Given Launceston’s citizens’ – ratepayers’ & residents’ – direct investment in the city’s cultural infrastructure and the cultural capital they have invested in the region – conspicuously so in the collections of the QVMAG – Council has a clear role as a cultural tourism advocate to: 
  1. Ensure that cultural tourism is a key component of the ‘Launceston tourism brand’
  2. Proactively promote the QVMAG’s two campuses as cultural tourism venues; 
  3. Ensure that the QVMAG has a Strategic Plan, and supplementary set of policies, that reflects the part the institution plays in the city’s/regions tourism strategies; 
  4. Developing professionally informed strategic initiatives that build upon the city’s/region’s cultural infrastructure and cultural capital – cultural development policies, art-in-public-places policy etc.; 
  5. Ensuring that planning controls and guidelines actively promote, encourage and facilitate cultural initiatives – citizen initiated festivals, events & celebrations, community development projects, etc. ;  
  6. Marketing the city and its environs as a destination that offers a range of culturally oriented tourism opportunities; 
  7. Ensuring that development projects approved by Council enhance the city’s cultural landscaping and placescaping in a cultural tourism context; 
  8. Facilitating investment in the city’s/region’s cultural capital; 
  9. Develop a 'facilitation office' dedicated to smoothing the way in the planning of cultural events –  celebrations, festivals, etc. –  to enable the uninhibited realisation of community initiatives; and 
  10. Develop and promote, as a strategic element of the city's marketing plan,  an cultural events calendar in consultation with community groups et al in order to highlight cultural events taking place in the city/region.
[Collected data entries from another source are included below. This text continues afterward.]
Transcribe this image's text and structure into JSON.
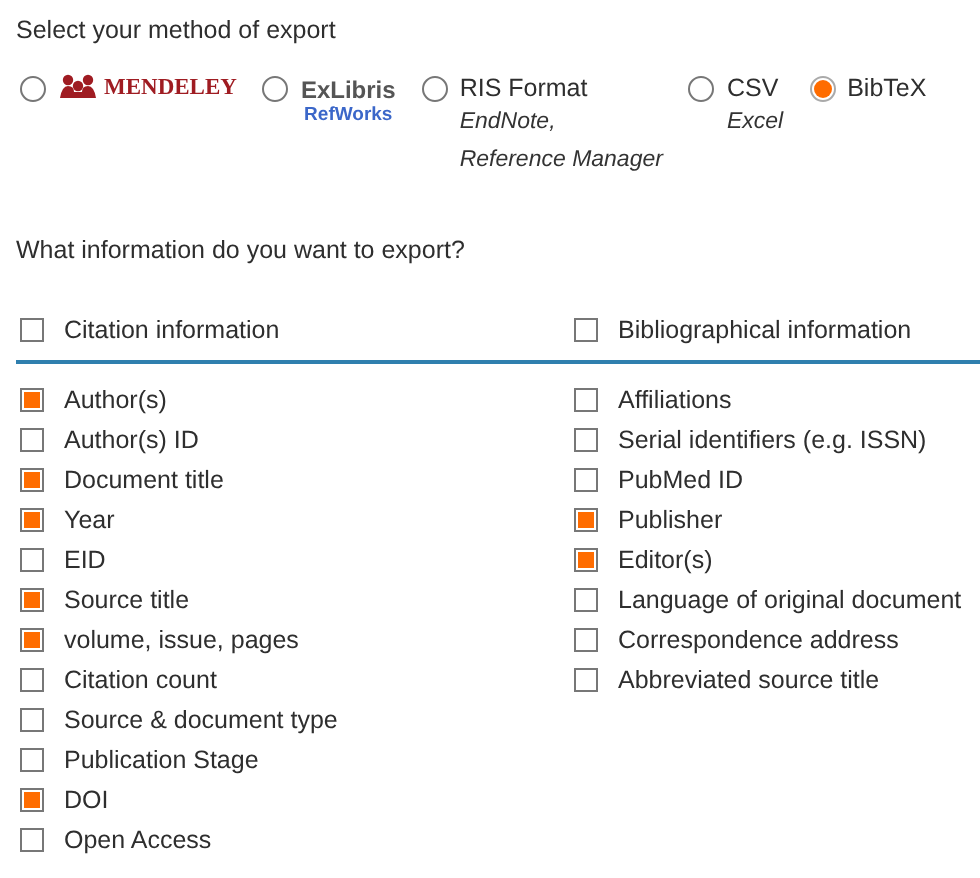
{
  "export_method": {
    "heading": "Select your method of export",
    "options": [
      {
        "kind": "mendeley",
        "label": "MENDELEY",
        "selected": false
      },
      {
        "kind": "exlibris",
        "label": "ExLibris",
        "sublabel": "RefWorks",
        "selected": false
      },
      {
        "kind": "text",
        "label": "RIS Format",
        "notes": [
          "EndNote,",
          "Reference Manager"
        ],
        "selected": false
      },
      {
        "kind": "text",
        "label": "CSV",
        "notes": [
          "Excel"
        ],
        "selected": false
      },
      {
        "kind": "text",
        "label": "BibTeX",
        "selected": true
      }
    ]
  },
  "export_info": {
    "heading": "What information do you want to export?",
    "groups": [
      {
        "label": "Citation information",
        "checked": false,
        "items": [
          {
            "label": "Author(s)",
            "checked": true
          },
          {
            "label": "Author(s) ID",
            "checked": false
          },
          {
            "label": "Document title",
            "checked": true
          },
          {
            "label": "Year",
            "checked": true
          },
          {
            "label": "EID",
            "checked": false
          },
          {
            "label": "Source title",
            "checked": true
          },
          {
            "label": "volume, issue, pages",
            "checked": true
          },
          {
            "label": "Citation count",
            "checked": false
          },
          {
            "label": "Source & document type",
            "checked": false
          },
          {
            "label": "Publication Stage",
            "checked": false
          },
          {
            "label": "DOI",
            "checked": true
          },
          {
            "label": "Open Access",
            "checked": false
          }
        ]
      },
      {
        "label": "Bibliographical information",
        "checked": false,
        "items": [
          {
            "label": "Affiliations",
            "checked": false
          },
          {
            "label": "Serial identifiers (e.g. ISSN)",
            "checked": false
          },
          {
            "label": "PubMed ID",
            "checked": false
          },
          {
            "label": "Publisher",
            "checked": true
          },
          {
            "label": "Editor(s)",
            "checked": true
          },
          {
            "label": "Language of original document",
            "checked": false
          },
          {
            "label": "Correspondence address",
            "checked": false
          },
          {
            "label": "Abbreviated source title",
            "checked": false
          }
        ]
      }
    ]
  }
}
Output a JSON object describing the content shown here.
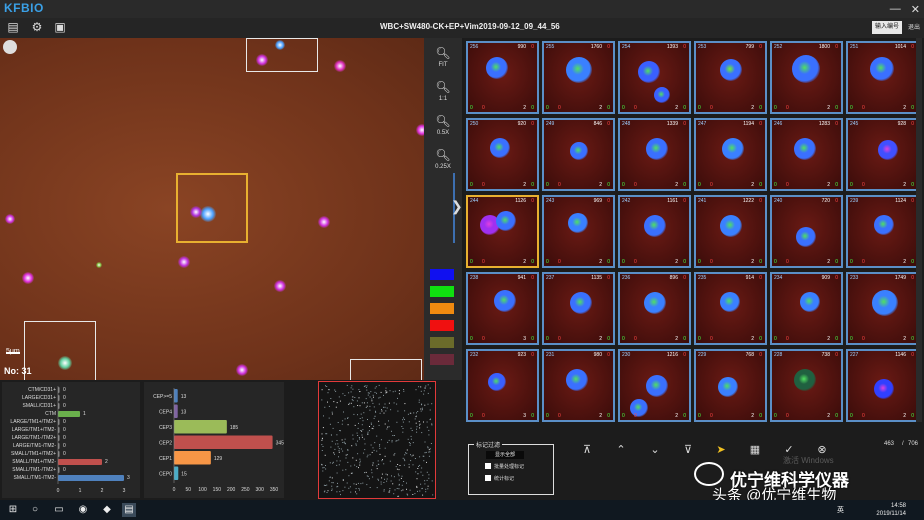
{
  "app": {
    "logo": "KFBIO",
    "title": "WBC+SW480-CK+EP+Vim2019-09-12_09_44_56",
    "input_code_button": "输入编号",
    "exit_button": "退出",
    "minimize": "—",
    "close": "✕"
  },
  "viewer": {
    "scale_label": "5μm",
    "number_label": "No: 31"
  },
  "zoom": [
    {
      "label": "FIT"
    },
    {
      "label": "1:1"
    },
    {
      "label": "0.5X"
    },
    {
      "label": "0.25X"
    }
  ],
  "swatches": [
    "#1010f0",
    "#10e010",
    "#f08a10",
    "#f01010",
    "#6b6b2a",
    "#6a2a3a"
  ],
  "chart_left": {
    "type": "bar",
    "categories": [
      "CTM/CD31+",
      "LARGE/CD31+",
      "SMALL/CD31+",
      "CTM",
      "LARGE/TM1+/TM2+",
      "LARGE/TM1+/TM2-",
      "LARGE/TM1-/TM2+",
      "LARGE/TM1-/TM2-",
      "SMALL/TM1+/TM2+",
      "SMALL/TM1+/TM2-",
      "SMALL/TM1-/TM2+",
      "SMALL/TM1-/TM2-"
    ],
    "values": [
      0,
      0,
      0,
      1,
      0,
      0,
      0,
      0,
      0,
      2,
      0,
      3
    ],
    "colors": [
      "#888",
      "#888",
      "#888",
      "#6ab04c",
      "#888",
      "#888",
      "#888",
      "#888",
      "#888",
      "#c0504d",
      "#888",
      "#4f81bd"
    ],
    "ticks": [
      "0",
      "1",
      "2",
      "3"
    ],
    "xlim": [
      0,
      3
    ]
  },
  "chart_mid": {
    "type": "bar",
    "categories": [
      "CEP>=5",
      "CEP4",
      "CEP3",
      "CEP2",
      "CEP1",
      "CEP0"
    ],
    "values": [
      13,
      13,
      185,
      345,
      129,
      15
    ],
    "colors": [
      "#4f81bd",
      "#8064a2",
      "#9bbb59",
      "#c0504d",
      "#f79646",
      "#4bacc6"
    ],
    "ticks": [
      "0",
      "50",
      "100",
      "150",
      "200",
      "250",
      "300",
      "350"
    ],
    "xlim": [
      0,
      350
    ]
  },
  "thumbnails": [
    {
      "idx": "256",
      "area": "990",
      "flag": "0",
      "b0": "0",
      "b1": "0",
      "b2": "2",
      "b3": "0"
    },
    {
      "idx": "255",
      "area": "1760",
      "flag": "0",
      "b0": "0",
      "b1": "0",
      "b2": "2",
      "b3": "0"
    },
    {
      "idx": "254",
      "area": "1393",
      "flag": "0",
      "b0": "0",
      "b1": "0",
      "b2": "2",
      "b3": "0"
    },
    {
      "idx": "253",
      "area": "799",
      "flag": "0",
      "b0": "0",
      "b1": "0",
      "b2": "2",
      "b3": "0"
    },
    {
      "idx": "252",
      "area": "1800",
      "flag": "0",
      "b0": "0",
      "b1": "0",
      "b2": "2",
      "b3": "0"
    },
    {
      "idx": "251",
      "area": "1014",
      "flag": "0",
      "b0": "0",
      "b1": "0",
      "b2": "2",
      "b3": "0"
    },
    {
      "idx": "250",
      "area": "920",
      "flag": "0",
      "b0": "0",
      "b1": "0",
      "b2": "2",
      "b3": "0"
    },
    {
      "idx": "249",
      "area": "846",
      "flag": "0",
      "b0": "0",
      "b1": "0",
      "b2": "2",
      "b3": "0"
    },
    {
      "idx": "248",
      "area": "1339",
      "flag": "0",
      "b0": "0",
      "b1": "0",
      "b2": "2",
      "b3": "0"
    },
    {
      "idx": "247",
      "area": "1194",
      "flag": "0",
      "b0": "0",
      "b1": "0",
      "b2": "2",
      "b3": "0"
    },
    {
      "idx": "246",
      "area": "1283",
      "flag": "0",
      "b0": "0",
      "b1": "0",
      "b2": "2",
      "b3": "0"
    },
    {
      "idx": "245",
      "area": "928",
      "flag": "0",
      "b0": "0",
      "b1": "0",
      "b2": "2",
      "b3": "0"
    },
    {
      "idx": "244",
      "area": "1126",
      "flag": "0",
      "b0": "0",
      "b1": "0",
      "b2": "2",
      "b3": "0"
    },
    {
      "idx": "243",
      "area": "969",
      "flag": "0",
      "b0": "0",
      "b1": "0",
      "b2": "2",
      "b3": "0"
    },
    {
      "idx": "242",
      "area": "1161",
      "flag": "0",
      "b0": "0",
      "b1": "0",
      "b2": "2",
      "b3": "0"
    },
    {
      "idx": "241",
      "area": "1222",
      "flag": "0",
      "b0": "0",
      "b1": "0",
      "b2": "2",
      "b3": "0"
    },
    {
      "idx": "240",
      "area": "720",
      "flag": "0",
      "b0": "0",
      "b1": "0",
      "b2": "2",
      "b3": "0"
    },
    {
      "idx": "239",
      "area": "1124",
      "flag": "0",
      "b0": "0",
      "b1": "0",
      "b2": "2",
      "b3": "0"
    },
    {
      "idx": "238",
      "area": "941",
      "flag": "0",
      "b0": "0",
      "b1": "0",
      "b2": "3",
      "b3": "0"
    },
    {
      "idx": "237",
      "area": "1135",
      "flag": "0",
      "b0": "0",
      "b1": "0",
      "b2": "2",
      "b3": "0"
    },
    {
      "idx": "236",
      "area": "896",
      "flag": "0",
      "b0": "0",
      "b1": "0",
      "b2": "2",
      "b3": "0"
    },
    {
      "idx": "235",
      "area": "914",
      "flag": "0",
      "b0": "0",
      "b1": "0",
      "b2": "2",
      "b3": "0"
    },
    {
      "idx": "234",
      "area": "909",
      "flag": "0",
      "b0": "0",
      "b1": "0",
      "b2": "2",
      "b3": "0"
    },
    {
      "idx": "233",
      "area": "1749",
      "flag": "0",
      "b0": "0",
      "b1": "0",
      "b2": "2",
      "b3": "0"
    },
    {
      "idx": "232",
      "area": "923",
      "flag": "0",
      "b0": "0",
      "b1": "0",
      "b2": "3",
      "b3": "0"
    },
    {
      "idx": "231",
      "area": "980",
      "flag": "0",
      "b0": "0",
      "b1": "0",
      "b2": "2",
      "b3": "0"
    },
    {
      "idx": "230",
      "area": "1216",
      "flag": "0",
      "b0": "0",
      "b1": "0",
      "b2": "2",
      "b3": "0"
    },
    {
      "idx": "229",
      "area": "768",
      "flag": "0",
      "b0": "0",
      "b1": "0",
      "b2": "2",
      "b3": "0"
    },
    {
      "idx": "228",
      "area": "738",
      "flag": "0",
      "b0": "0",
      "b1": "0",
      "b2": "2",
      "b3": "0"
    },
    {
      "idx": "227",
      "area": "1146",
      "flag": "0",
      "b0": "0",
      "b1": "0",
      "b2": "2",
      "b3": "0"
    }
  ],
  "filter": {
    "title": "标记过滤",
    "show_all": "显示全部",
    "batch_label": "批量处理标记",
    "stats_label": "统计标记"
  },
  "pager": {
    "current": "463",
    "total": "706"
  },
  "overlay": {
    "watermark": "激活 Windows",
    "brand_top": "优宁维科学仪器",
    "brand_sub": "头条 @优宁维生物"
  },
  "taskbar": {
    "time": "14:58",
    "date": "2019/11/14",
    "ime": "英"
  }
}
Given that the QVMAG acknowledges the strategic role the institution has to play in regard to tourism in the city/region in general, and cultural tourism in particular, the institution needs to:

  1.  Urgently put in place a strategic plan that acknowledges the institution’s tourism role and opportunities and that identifies specific strategies to be acted upon towards realising the institution’s tourism potential; 
  2. Urgently work towards the installation of a Tasmanian Aboriginal exhibit that celebrates Tasmanian Aboriginal culture and acknowledges the layering of histories – precolonial, colonial and postcolonial – relative to Tasmania’s Aboriginal community; 
  3. Initiate, and seek funding/sponsorships for, a publications program – exhibitions, books, papers, essays, etc. – that explores and interrogates the cultural dimension of Launceston’s/the Tamar region’s/Tasmania’s histories and heritage. 
  4. Initiate, and seek funding/sponsorships for a program of events – lectures, conferences, seminars, symposiums, performances, etc. – that focuses upon the city’s/region’s cultural life and that is proactively inclusive.